- An investigation of an anthrax incident at the CDC concludes no lab workers were exposed
- The investigation turned up another safety issue involving bird flu
- The CDC director is "upset" and "angry" that it happened
Concluding its investigation into the unintended anthrax exposure at the Centers for Disease Control and Prevention in Atlanta, the CDC says it has found another more "distressing" problem due to lab workers not following protocol.
The CDC held a news conference to discuss the conclusion of its investigation Friday. It determined that while it is "not impossible" that the staff was exposed to viable B. anthracis (anthrax), it is "extremely unlikely" that this happened.
The lab workers' health is being monitored, and they were given antibiotics as a precaution. No one who may have been exposed has gotten sick.
The incident was discovered on June 13.
The CDC report says the potential exposure happened between June 6 and June 13. A lab that had been preparing the anthrax samples for use in two other labs on the CDC's Atlanta campus "may not have adequately inactivated the samples."
That means the other labs were working with samples thought to be harmless; therefore, workers didn't wear protective equipment they would otherwise have been using when handling such infectious material.
Procedures in two of the three labs may have exposed workers to the anthrax, the CDC said. Hallway and lab areas have since been decontaminated. The leader of one of the labs was reassigned shortly after the incident was revealed. CDC spokesman Tom Skinner would not confirm the name of the person who was reassigned.
There are three types of anthrax infection: cutaneous (through the skin), inhalation (through the lungs) and gastrointestinal (through digestion).
According to the report, the exposure happened because the lab that was handling the dangerous material initially didn't use an approved sterilization technique. It didn't have a written plan reviewed by senior staff to make sure all safety protocols were followed, and there was a limited knowledge of peer-reviewed literature about the process that would make it less dangerous. The lab also did not have a standard operating procedure that would make sure the transfer of the material would be safe.

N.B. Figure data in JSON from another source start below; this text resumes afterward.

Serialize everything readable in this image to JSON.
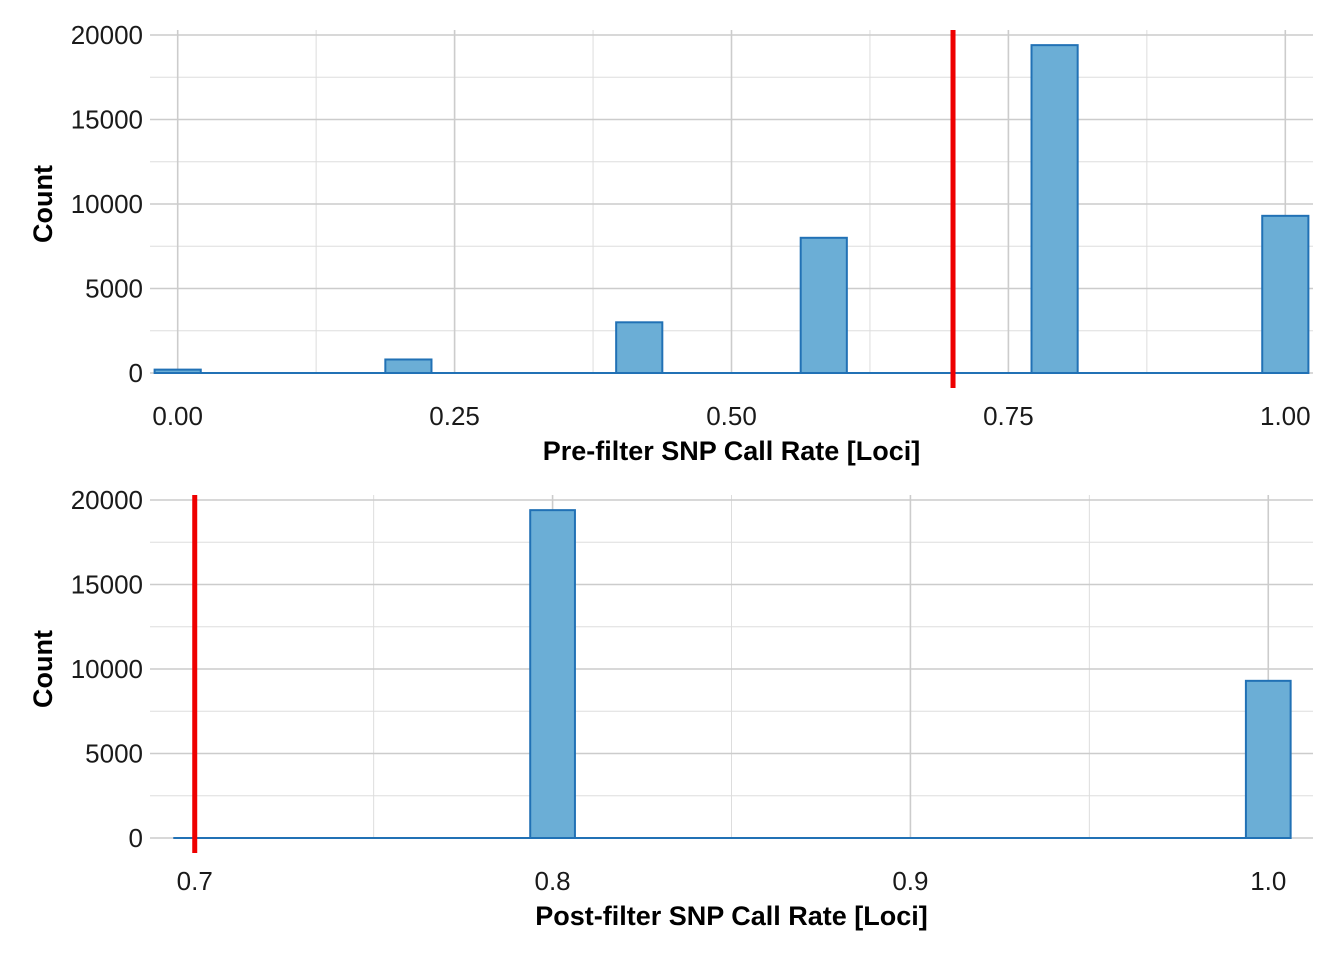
{
  "chart_data": [
    {
      "type": "bar",
      "subtype": "histogram",
      "xlabel": "Pre-filter SNP Call Rate [Loci]",
      "ylabel": "Count",
      "xlim": [
        -0.025,
        1.025
      ],
      "ylim": [
        0,
        20000
      ],
      "x_ticks": [
        0.0,
        0.25,
        0.5,
        0.75,
        1.0
      ],
      "x_tick_labels": [
        "0.00",
        "0.25",
        "0.50",
        "0.75",
        "1.00"
      ],
      "y_ticks": [
        0,
        5000,
        10000,
        15000,
        20000
      ],
      "y_tick_labels": [
        "0",
        "5000",
        "10000",
        "15000",
        "20000"
      ],
      "bin_width": 0.04167,
      "bins": [
        {
          "x": 0.0,
          "count": 200
        },
        {
          "x": 0.2083,
          "count": 800
        },
        {
          "x": 0.4167,
          "count": 3000
        },
        {
          "x": 0.5833,
          "count": 8000
        },
        {
          "x": 0.7917,
          "count": 19400
        },
        {
          "x": 1.0,
          "count": 9300
        }
      ],
      "threshold": 0.7,
      "threshold_color": "#ee0000",
      "bar_fill": "#6baed6",
      "bar_stroke": "#2171b5",
      "grid": true
    },
    {
      "type": "bar",
      "subtype": "histogram",
      "xlabel": "Post-filter SNP Call Rate [Loci]",
      "ylabel": "Count",
      "xlim": [
        0.6875,
        1.0125
      ],
      "ylim": [
        0,
        20000
      ],
      "x_ticks": [
        0.7,
        0.8,
        0.9,
        1.0
      ],
      "x_tick_labels": [
        "0.7",
        "0.8",
        "0.9",
        "1.0"
      ],
      "y_ticks": [
        0,
        5000,
        10000,
        15000,
        20000
      ],
      "y_tick_labels": [
        "0",
        "5000",
        "10000",
        "15000",
        "20000"
      ],
      "bin_width": 0.0125,
      "bins": [
        {
          "x": 0.8,
          "count": 19400
        },
        {
          "x": 1.0,
          "count": 9300
        }
      ],
      "threshold": 0.7,
      "threshold_color": "#ee0000",
      "bar_fill": "#6baed6",
      "bar_stroke": "#2171b5",
      "grid": true
    }
  ]
}
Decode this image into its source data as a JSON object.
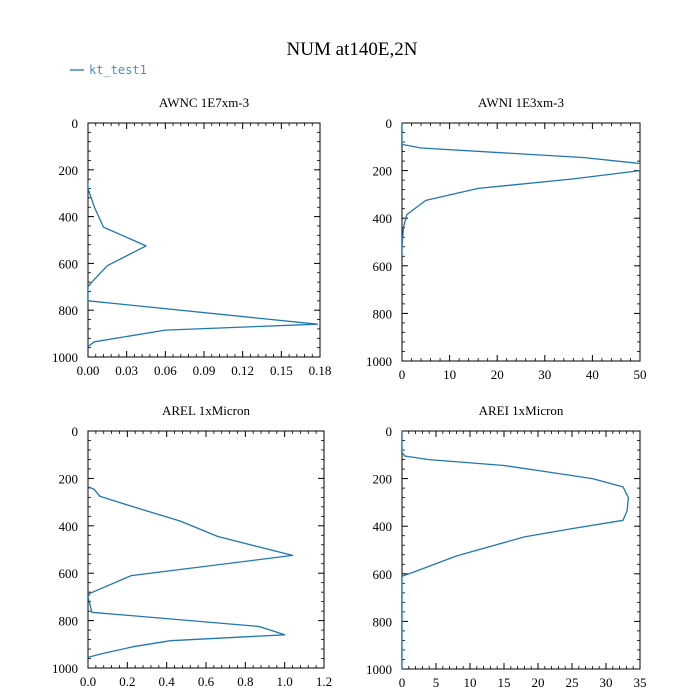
{
  "page": {
    "title": "NUM at140E,2N",
    "legend": {
      "label": "kt_test1",
      "color": "#1f77b4"
    }
  },
  "chart_data": [
    {
      "type": "line",
      "title": "AWNC  1E7xm-3",
      "xlabel": "",
      "ylabel": "",
      "xlim": [
        0,
        0.18
      ],
      "ylim": [
        1000,
        0
      ],
      "xticks": [
        0,
        0.03,
        0.06,
        0.09,
        0.12,
        0.15,
        0.18
      ],
      "xtick_labels": [
        "0.00",
        "0.03",
        "0.06",
        "0.09",
        "0.12",
        "0.15",
        "0.18"
      ],
      "yticks": [
        0,
        200,
        400,
        600,
        800,
        1000
      ],
      "ytick_labels": [
        "0",
        "200",
        "400",
        "600",
        "800",
        "1000"
      ],
      "series": [
        {
          "name": "kt_test1",
          "color": "#1f77b4",
          "x": [
            0,
            0,
            0.005,
            0.012,
            0.045,
            0.015,
            0.003,
            0,
            0,
            0.178,
            0.06,
            0.005,
            0
          ],
          "y": [
            250,
            280,
            360,
            445,
            525,
            610,
            680,
            700,
            760,
            860,
            885,
            935,
            955
          ]
        }
      ]
    },
    {
      "type": "line",
      "title": "AWNI  1E3xm-3",
      "xlabel": "",
      "ylabel": "",
      "xlim": [
        0,
        50
      ],
      "ylim": [
        1000,
        0
      ],
      "xticks": [
        0,
        10,
        20,
        30,
        40,
        50
      ],
      "xtick_labels": [
        "0",
        "10",
        "20",
        "30",
        "40",
        "50"
      ],
      "yticks": [
        0,
        200,
        400,
        600,
        800,
        1000
      ],
      "ytick_labels": [
        "0",
        "200",
        "400",
        "600",
        "800",
        "1000"
      ],
      "series": [
        {
          "name": "kt_test1",
          "color": "#1f77b4",
          "x": [
            0,
            0,
            4,
            38,
            50,
            50,
            36,
            16,
            5,
            1,
            0.3,
            0,
            0
          ],
          "y": [
            0,
            90,
            105,
            145,
            170,
            200,
            235,
            275,
            325,
            385,
            440,
            520,
            560
          ]
        }
      ]
    },
    {
      "type": "line",
      "title": "AREL  1xMicron",
      "xlabel": "",
      "ylabel": "",
      "xlim": [
        0,
        1.2
      ],
      "ylim": [
        1000,
        0
      ],
      "xticks": [
        0,
        0.2,
        0.4,
        0.6,
        0.8,
        1.0,
        1.2
      ],
      "xtick_labels": [
        "0.0",
        "0.2",
        "0.4",
        "0.6",
        "0.8",
        "1.0",
        "1.2"
      ],
      "yticks": [
        0,
        200,
        400,
        600,
        800,
        1000
      ],
      "ytick_labels": [
        "0",
        "200",
        "400",
        "600",
        "800",
        "1000"
      ],
      "series": [
        {
          "name": "kt_test1",
          "color": "#1f77b4",
          "x": [
            0,
            0.03,
            0.06,
            0.23,
            0.47,
            0.66,
            1.04,
            0.22,
            0.01,
            0,
            0.02,
            0.87,
            1.0,
            0.42,
            0.23,
            0.07,
            0
          ],
          "y": [
            235,
            245,
            275,
            320,
            380,
            445,
            525,
            610,
            685,
            700,
            765,
            825,
            860,
            885,
            910,
            940,
            955
          ]
        }
      ]
    },
    {
      "type": "line",
      "title": "AREI  1xMicron",
      "xlabel": "",
      "ylabel": "",
      "xlim": [
        0,
        35
      ],
      "ylim": [
        1000,
        0
      ],
      "xticks": [
        0,
        5,
        10,
        15,
        20,
        25,
        30,
        35
      ],
      "xtick_labels": [
        "0",
        "5",
        "10",
        "15",
        "20",
        "25",
        "30",
        "35"
      ],
      "yticks": [
        0,
        200,
        400,
        600,
        800,
        1000
      ],
      "ytick_labels": [
        "0",
        "200",
        "400",
        "600",
        "800",
        "1000"
      ],
      "series": [
        {
          "name": "kt_test1",
          "color": "#1f77b4",
          "x": [
            0,
            0,
            0.4,
            4,
            15,
            21,
            28,
            32.5,
            33.3,
            33.1,
            32.5,
            25,
            18,
            8,
            1.5,
            0,
            0
          ],
          "y": [
            0,
            90,
            105,
            120,
            145,
            170,
            200,
            235,
            280,
            335,
            375,
            410,
            445,
            525,
            595,
            610,
            1000
          ]
        }
      ]
    }
  ]
}
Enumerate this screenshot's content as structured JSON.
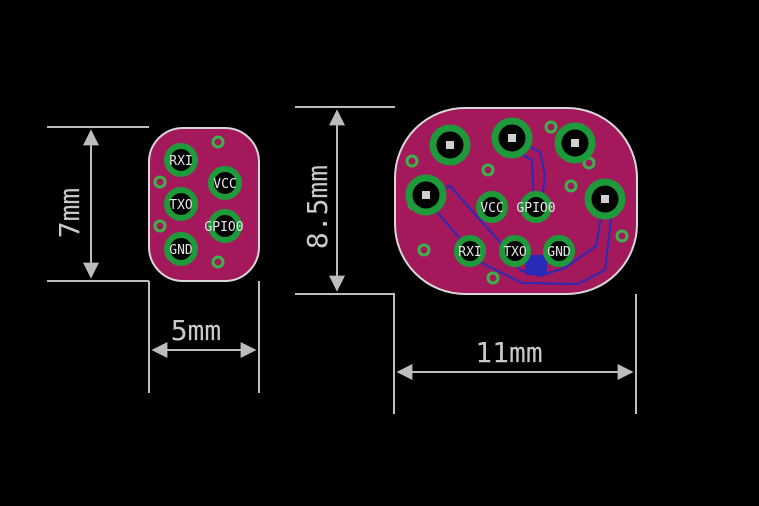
{
  "colors": {
    "background": "#000000",
    "board": "#a3195b",
    "outline": "#d8d8d8",
    "pad_ring": "#1f9a3a",
    "via": "#3cb34a",
    "trace": "#2a2ab8",
    "dimension": "#bdbdbd"
  },
  "small_board": {
    "height_label": "7mm",
    "width_label": "5mm",
    "pins": [
      {
        "label": "RXI"
      },
      {
        "label": "VCC"
      },
      {
        "label": "TXO"
      },
      {
        "label": "GPIO0"
      },
      {
        "label": "GND"
      }
    ]
  },
  "large_board": {
    "height_label": "8.5mm",
    "width_label": "11mm",
    "pins": [
      {
        "label": "VCC"
      },
      {
        "label": "GPIO0"
      },
      {
        "label": "RXI"
      },
      {
        "label": "TXO"
      },
      {
        "label": "GND"
      }
    ]
  }
}
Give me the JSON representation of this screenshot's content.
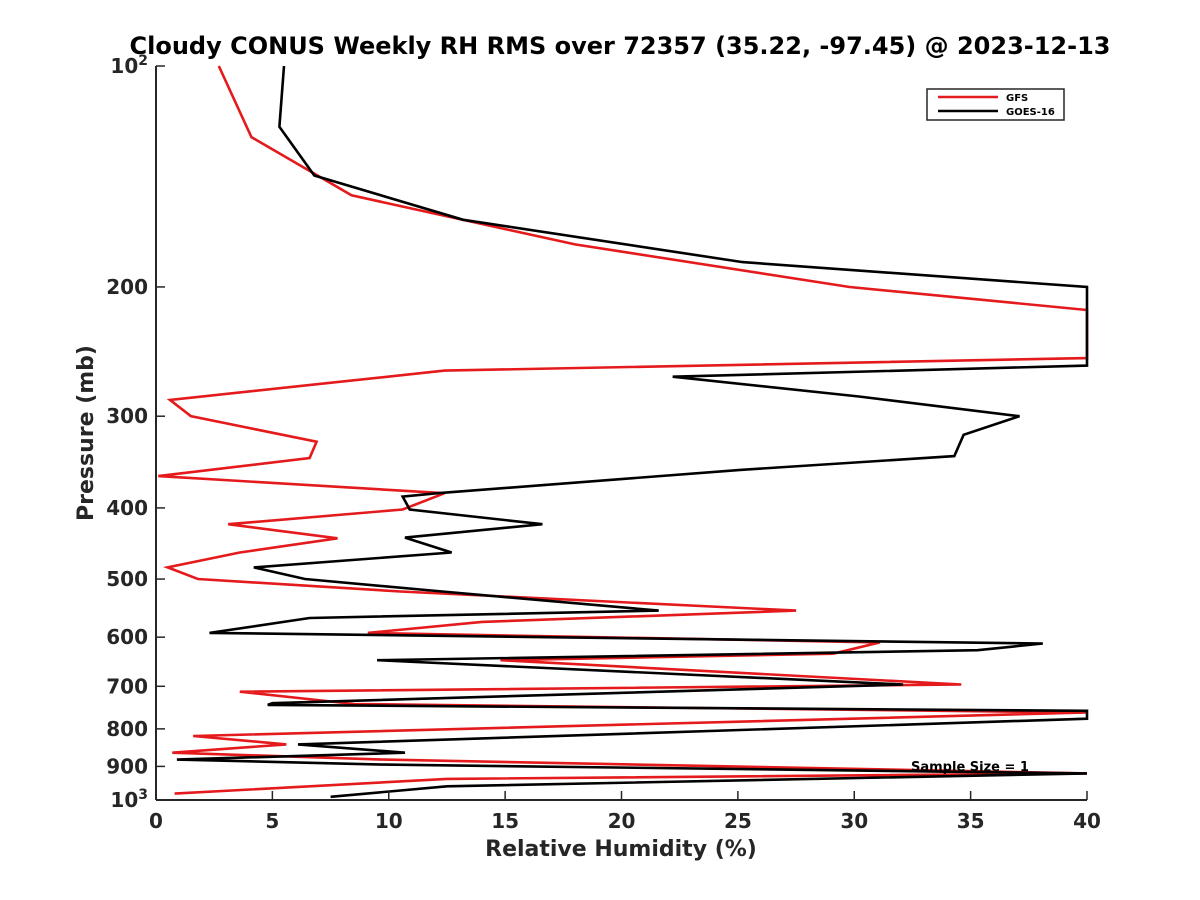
{
  "chart_data": {
    "type": "line",
    "title": "Cloudy CONUS Weekly RH RMS over 72357 (35.22, -97.45) @ 2023-12-13",
    "xlabel": "Relative Humidity (%)",
    "ylabel": "Pressure (mb)",
    "xlim": [
      0,
      40
    ],
    "ylim": [
      100,
      1000
    ],
    "y_scale": "log",
    "y_reversed": true,
    "grid": false,
    "legend_position": "top-right",
    "x_ticks": [
      0,
      5,
      10,
      15,
      20,
      25,
      30,
      35,
      40
    ],
    "y_ticks": [
      {
        "value": 100,
        "label": "10",
        "sup": "2"
      },
      {
        "value": 200,
        "label": "200"
      },
      {
        "value": 300,
        "label": "300"
      },
      {
        "value": 400,
        "label": "400"
      },
      {
        "value": 500,
        "label": "500"
      },
      {
        "value": 600,
        "label": "600"
      },
      {
        "value": 700,
        "label": "700"
      },
      {
        "value": 800,
        "label": "800"
      },
      {
        "value": 900,
        "label": "900"
      },
      {
        "value": 1000,
        "label": "10",
        "sup": "3"
      }
    ],
    "series": [
      {
        "name": "GFS",
        "color": "#e41a1c",
        "points": [
          [
            2.7,
            100
          ],
          [
            4.1,
            125
          ],
          [
            8.4,
            150
          ],
          [
            18,
            175
          ],
          [
            29.8,
            200
          ],
          [
            40,
            215
          ],
          [
            40,
            250
          ],
          [
            12.4,
            260
          ],
          [
            0.6,
            285
          ],
          [
            1.5,
            300
          ],
          [
            6.9,
            325
          ],
          [
            6.6,
            342
          ],
          [
            0.1,
            362
          ],
          [
            12.4,
            382
          ],
          [
            10.6,
            402
          ],
          [
            3.1,
            421
          ],
          [
            7.8,
            440
          ],
          [
            3.6,
            460
          ],
          [
            0.5,
            482
          ],
          [
            1.8,
            500
          ],
          [
            10.5,
            520
          ],
          [
            27.5,
            552
          ],
          [
            14,
            572
          ],
          [
            9.1,
            592
          ],
          [
            31.1,
            610
          ],
          [
            29.1,
            632
          ],
          [
            14.8,
            645
          ],
          [
            34.6,
            696
          ],
          [
            3.6,
            712
          ],
          [
            8.5,
            740
          ],
          [
            40,
            760
          ],
          [
            1.6,
            818
          ],
          [
            5.6,
            840
          ],
          [
            0.7,
            862
          ],
          [
            9.8,
            881
          ],
          [
            40,
            920
          ],
          [
            12.5,
            936
          ],
          [
            0.8,
            980
          ]
        ]
      },
      {
        "name": "GOES-16",
        "color": "#000000",
        "points": [
          [
            5.5,
            100
          ],
          [
            5.3,
            121
          ],
          [
            6.8,
            141
          ],
          [
            13.2,
            162
          ],
          [
            25.2,
            185
          ],
          [
            40,
            200
          ],
          [
            40,
            256
          ],
          [
            22.2,
            265
          ],
          [
            30.2,
            282
          ],
          [
            37.1,
            300
          ],
          [
            34.7,
            318
          ],
          [
            34.3,
            340
          ],
          [
            25.1,
            355
          ],
          [
            12.1,
            382
          ],
          [
            10.6,
            386
          ],
          [
            10.9,
            402
          ],
          [
            16.6,
            421
          ],
          [
            10.7,
            439
          ],
          [
            12.7,
            460
          ],
          [
            4.2,
            482
          ],
          [
            6.4,
            500
          ],
          [
            12.3,
            520
          ],
          [
            21.6,
            552
          ],
          [
            6.6,
            565
          ],
          [
            2.3,
            592
          ],
          [
            38.1,
            612
          ],
          [
            35.3,
            625
          ],
          [
            9.5,
            645
          ],
          [
            32.1,
            696
          ],
          [
            5,
            738
          ],
          [
            4.8,
            742
          ],
          [
            40,
            756
          ],
          [
            40,
            775
          ],
          [
            6.1,
            840
          ],
          [
            10.7,
            862
          ],
          [
            0.9,
            881
          ],
          [
            9.8,
            895
          ],
          [
            40,
            920
          ],
          [
            12.5,
            958
          ],
          [
            7.5,
            990
          ]
        ]
      }
    ],
    "annotations": [
      "Sample Size = 1"
    ]
  }
}
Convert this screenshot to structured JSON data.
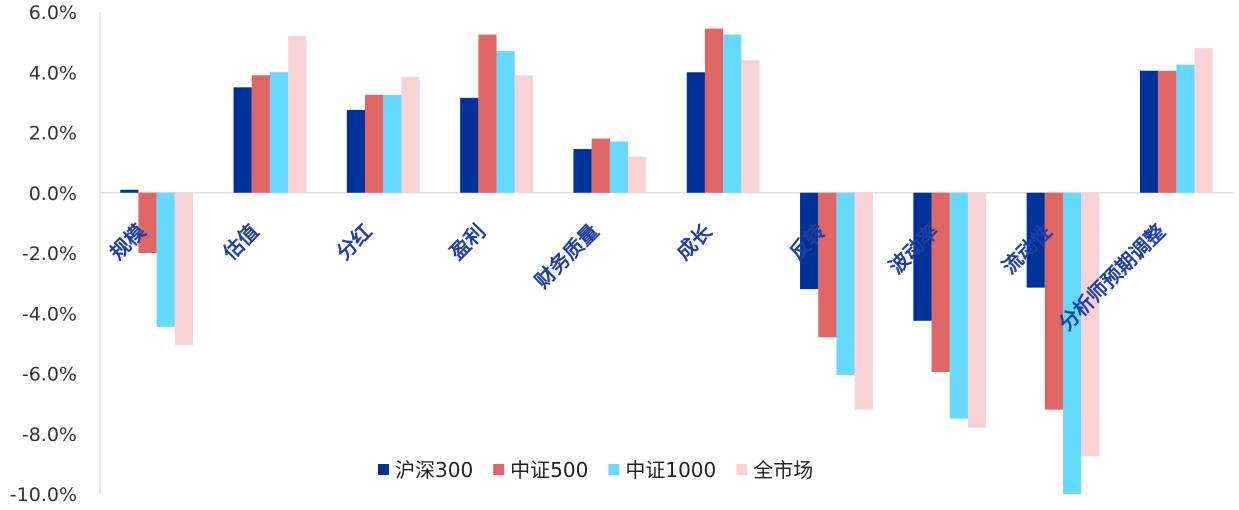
{
  "chart_data": {
    "type": "bar",
    "categories": [
      "规模",
      "估值",
      "分红",
      "盈利",
      "财务质量",
      "成长",
      "反转",
      "波动率",
      "流动性",
      "分析师预期调整"
    ],
    "series": [
      {
        "name": "沪深300",
        "color": "#003399",
        "values": [
          0.1,
          3.5,
          2.75,
          3.15,
          1.45,
          4.0,
          -3.2,
          -4.25,
          -3.15,
          4.05
        ]
      },
      {
        "name": "中证500",
        "color": "#E06666",
        "values": [
          -2.0,
          3.9,
          3.25,
          5.25,
          1.8,
          5.45,
          -4.8,
          -5.95,
          -7.2,
          4.05
        ]
      },
      {
        "name": "中证1000",
        "color": "#66D9FF",
        "values": [
          -4.45,
          4.0,
          3.25,
          4.7,
          1.7,
          5.25,
          -6.05,
          -7.5,
          -10.0,
          4.25
        ]
      },
      {
        "name": "全市场",
        "color": "#F8D3D6",
        "values": [
          -5.05,
          5.2,
          3.85,
          3.9,
          1.2,
          4.4,
          -7.2,
          -7.8,
          -8.75,
          4.8
        ]
      }
    ],
    "yticks": [
      "6.0%",
      "4.0%",
      "2.0%",
      "0.0%",
      "-2.0%",
      "-4.0%",
      "-6.0%",
      "-8.0%",
      "-10.0%"
    ],
    "ylim": [
      -10,
      6
    ],
    "unit": "%",
    "legend_position": "bottom-center",
    "grid": false
  }
}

Bottom line, "the scientists failed to follow a scientifically derived and reviewed protocol that would have assured the anthrax was deactivated," according to CDC Director Tom Frieden. It "should have happened, and it didn't."
During the investigation "multiple other problems were found," according to Frieden.
Investigators found another troubling case that involved a dangerous transfer of material. This happened six weeks ago. But what's "most distressing," according to Frieden, is that he had found out about it "less than 48 hours ago."
In this case, a culture of nonpathogenic avian influenza, meaning a type of the flu that is not that dangerous, was unintentionally cross-contaminated with a potentially deadly kind of flu -- the highly pathogenic H5N1. This strain has killed millions of birds and infected over 600 people over the last decade.
In the case of this contamination, the CDC says none of the lab workers were exposed to the dangerous virus. It was, however, shipped to a lab run by the United States Department of Agriculture.
The CDC has closed the labs that were involved in the incidents. The lab where the flu contamination occurred won't reopen until the lab puts better safety procedures in place, Frieden says.
The lab involved in the anthrax incident will remain closed for such dangerous microbes until Frieden personally approves its reopening under conditions that prevent any such mishap from happening again, Frieden said.
The CDC has also stopped moving any biological material out of its two highest-level labs while their procedures are being reevaluated.
As a result of these problems, the CDC has created a high-level group of leaders who will work on lab safety issues. It has also started putting together an external advisory group to take a closer look at lab safety. And the CDC is carefully reviewing all the other procedures for labs working with dangerous pathogens, and it has put together a rapid-response command structure to hopefully help the labs avoid future incidents.
"I will say that I'm just astonished that this could have happened here," Frieden said.
He stands by his labs, which are considered some of the best in the world, and he stands by his scientists. But he added that he is "upset," "angry" and has lost sleep over the incidents, and he is "working around the clock" to make sure it never happens again.